Ein alter weißhaariger Mann kam aus der Sakristei und direkt auf sie zu.
“Darf ich mich zu ihnen setzen?“
Die Dame sah in die gütigen blauen Augen und nickte.
Eine Weile saßen sie schweigend nebeneinander. „Wollen sie mir nicht anvertrauen, was sie bedrückt? Manchmal tut es gut, wenn man sich seinen Kummer von der Seele redet.“
Ludwina, die schon lange das Vertrauen zu den Menschen verloren hatte, schüttete diesem freundlichen alten Mann ihr Herz aus. Erzählte ihm von ihrer einsamen Kindheit reicher Eltern, die ihr zwar alles schenkten was sie wollte, Dinge die oft überflüssig waren. Doch niemals hatten sie Zeit für sie. Als sie schulpflichtig wurde schickten ihre Eltern sie in ein teures Internat und nach dem Abitur wurde sie in die Gesellschaft eingeführt. Ausgehungert nach Liebe wie sie war, fiel sie auf den ersten Heiratsschwindler herein. Nach der Trennung begann sie zu reisen und stürzte sich in das oberflächliche Gesellschaftsleben.
Und nun saß sie hier und dachte über ihr leeres verpfuschtes Leben nach. Und sie hatte festgestellt, dass Reichtum ein Fluch ist.
Der alte Mann schüttelte lächelnd den Kopf. „Niemand kann bestimmen in welche Verhältnisse er hineingeboren wird.

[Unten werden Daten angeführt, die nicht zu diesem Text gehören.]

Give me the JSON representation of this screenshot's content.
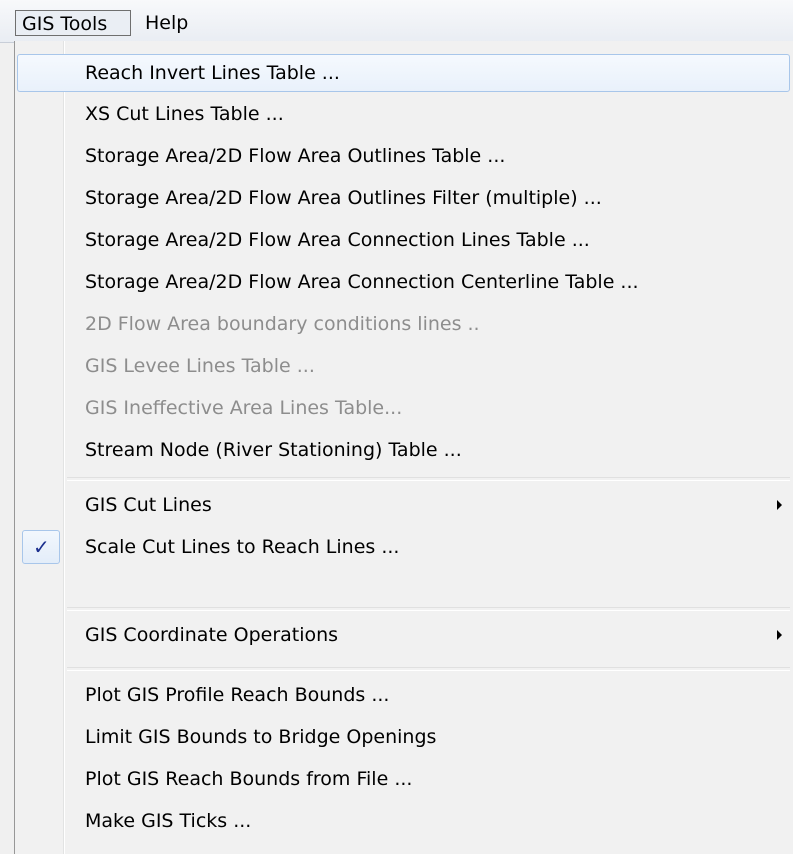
{
  "menubar": {
    "open_menu_label": "GIS Tools",
    "help_label": "Help"
  },
  "menu": {
    "items": [
      {
        "label": "Reach Invert Lines Table ..."
      },
      {
        "label": "XS Cut Lines Table ..."
      },
      {
        "label": "Storage Area/2D Flow Area Outlines Table ..."
      },
      {
        "label": "Storage Area/2D Flow Area Outlines Filter (multiple) ..."
      },
      {
        "label": "Storage Area/2D Flow Area Connection Lines Table ..."
      },
      {
        "label": "Storage Area/2D Flow Area Connection Centerline Table ..."
      },
      {
        "label": "2D Flow Area boundary conditions lines .."
      },
      {
        "label": "GIS Levee Lines Table ..."
      },
      {
        "label": "GIS Ineffective Area Lines Table..."
      },
      {
        "label": "Stream Node (River Stationing) Table ..."
      },
      {
        "label": "GIS Cut Lines"
      },
      {
        "label": "Scale Cut Lines to Reach Lines ...",
        "checked": true
      },
      {
        "label": "GIS Coordinate Operations"
      },
      {
        "label": "Plot GIS Profile Reach Bounds ..."
      },
      {
        "label": "Limit GIS Bounds to Bridge Openings"
      },
      {
        "label": "Plot GIS Reach Bounds from File ..."
      },
      {
        "label": "Make GIS Ticks ..."
      }
    ],
    "check_glyph": "✓",
    "colors": {
      "disabled_text": "#8d8d8d",
      "check": "#1b2f8e",
      "highlight_border": "#a8c6ea"
    }
  }
}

Aber wir alle können bestimmen welchen Weg wir gehen. Reichtum kann auch ein Segen sein. Kommt mit!“
Er nahm sie an der Hand und führte sie aus der Kirche, vorbei an den wunderschönen Hotels und Anlagen, die für die Touristen gebaut sind. Je weiter sie gingen umso grauer wurden die Häuser bis sie eine Gasse betraten und Ludwina unwillkürlich stehen blieb. Was sie sah kam ihr vor wie der Vorhof zur Hölle. „Wo sind wir hier?“ flüsterte sie.
„Das ist das Elendsviertel, gut versteckt vor den Touristen. Ein Schandfleck des Ortes. Wie viel Segen könnten sie hier mit ein wenig Geld schon bringen.“
Erschüttert sah die Dame sich um. Not und Elend waren hier spürbar und der entsetzliche Geruch, den sie wahrnahm, raubte ihr fast den Atem
Nun hatten die Kinder die schöne reiche Dame entdeckt. Mit ausgestreckten Händen kamen sie bittend auf sie zu. Das Gemurmel wurde immer lauter und Ludwinda stieß einen Schrei aus.

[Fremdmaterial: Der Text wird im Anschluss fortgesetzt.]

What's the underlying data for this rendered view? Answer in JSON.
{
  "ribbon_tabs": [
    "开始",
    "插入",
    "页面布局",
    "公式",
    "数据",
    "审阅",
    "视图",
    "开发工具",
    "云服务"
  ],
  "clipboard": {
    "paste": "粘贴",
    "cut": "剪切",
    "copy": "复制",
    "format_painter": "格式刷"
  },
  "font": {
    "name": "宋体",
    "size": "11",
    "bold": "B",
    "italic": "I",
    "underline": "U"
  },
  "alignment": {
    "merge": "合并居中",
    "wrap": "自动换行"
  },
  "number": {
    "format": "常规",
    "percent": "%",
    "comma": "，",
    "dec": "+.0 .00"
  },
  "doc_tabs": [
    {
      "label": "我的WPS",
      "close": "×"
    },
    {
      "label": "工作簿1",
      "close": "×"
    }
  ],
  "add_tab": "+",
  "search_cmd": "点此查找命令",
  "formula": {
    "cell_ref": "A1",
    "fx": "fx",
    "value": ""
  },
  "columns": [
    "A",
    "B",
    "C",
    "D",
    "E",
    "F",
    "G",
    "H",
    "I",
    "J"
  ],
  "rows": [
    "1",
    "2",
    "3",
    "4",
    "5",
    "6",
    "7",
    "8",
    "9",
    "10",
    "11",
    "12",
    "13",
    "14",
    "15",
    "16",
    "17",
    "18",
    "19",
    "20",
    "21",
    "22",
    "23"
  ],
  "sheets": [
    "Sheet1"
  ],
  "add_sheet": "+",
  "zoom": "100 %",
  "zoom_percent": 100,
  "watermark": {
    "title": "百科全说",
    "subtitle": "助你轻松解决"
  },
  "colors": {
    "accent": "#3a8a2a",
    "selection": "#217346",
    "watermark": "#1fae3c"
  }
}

Eine Hand rüttelte an ihrer Schulter. „Entschuldigen sie, ich wollte sie nicht erschrecken, aber sie sind eingeschlafen und gleich beginnt die Messe.“
Verwirrt sah die Dame den jungen Priester, der vor ihr stand, an. “Wo ist der alte weißhaarige Priester?“
„Ich bin der einzige Priester hier, mein Vorgänger hatte weiße Haare, aber er ist letztes Jahr verstorben.“
„Dann habe ich wohl geträumt,“ murmelte Ludwina.
„Oft schickt uns Gott Träume, um uns den Weg zu weisen.“
„Da haben sie wohl Recht!“ Die Augen der Dame blitzten, die Traurigkeit ist verschwunden. Sie öffnete ihre Tasche und holt das Scheckbuch heraus. Mit einem fröhlichem Lächeln füllte sie einen Scheck aus und drückt ihn dem jungen Mann in die Hand. „Kümmern sie sich um das Elendsviertel!“ Dann verließt sie mit beschwingten Schritten die Kirche.
Zwei Kinder gingen mit langsamen müden Schritten den mit Bäumen gesäumten Weg entlang.
Das etwa vierjährige Mädchen jammerte.
„Konrad , ist es noch weit, ich bin soooo müde und meine Füße tun mir weh.“
„Nein Veverl, siehst du da vorne ist schon das Haus zu sehen“ tröstete sie ihr zehnjähriger Bruder.
Die letzten Schritte mehr stolpernd als gehend erreichten sie die schöne weiße Villa.
Der Junge klingelt.
Eine Frau mit kastanienbraunen Haaren, die von einigen grauen Strähnen durchzogen sind, öffnete die Tür, im Hintergrund war das fröhliche Lachen von Kindern zu hören. „Guten Tag, ist das hier das Haus Sonnenschein?“ fragte Konrad. Die Dame lächelte sie liebevoll an.
„Ja kommt herein, hier seid ihr richtig.“
Haus Sonnenschein, ist das erste Gebäude eines großen Projekts, das es sich zur Aufgabe gemacht hat, die Not in der Welt, besonders die der Kinder, zu lindern.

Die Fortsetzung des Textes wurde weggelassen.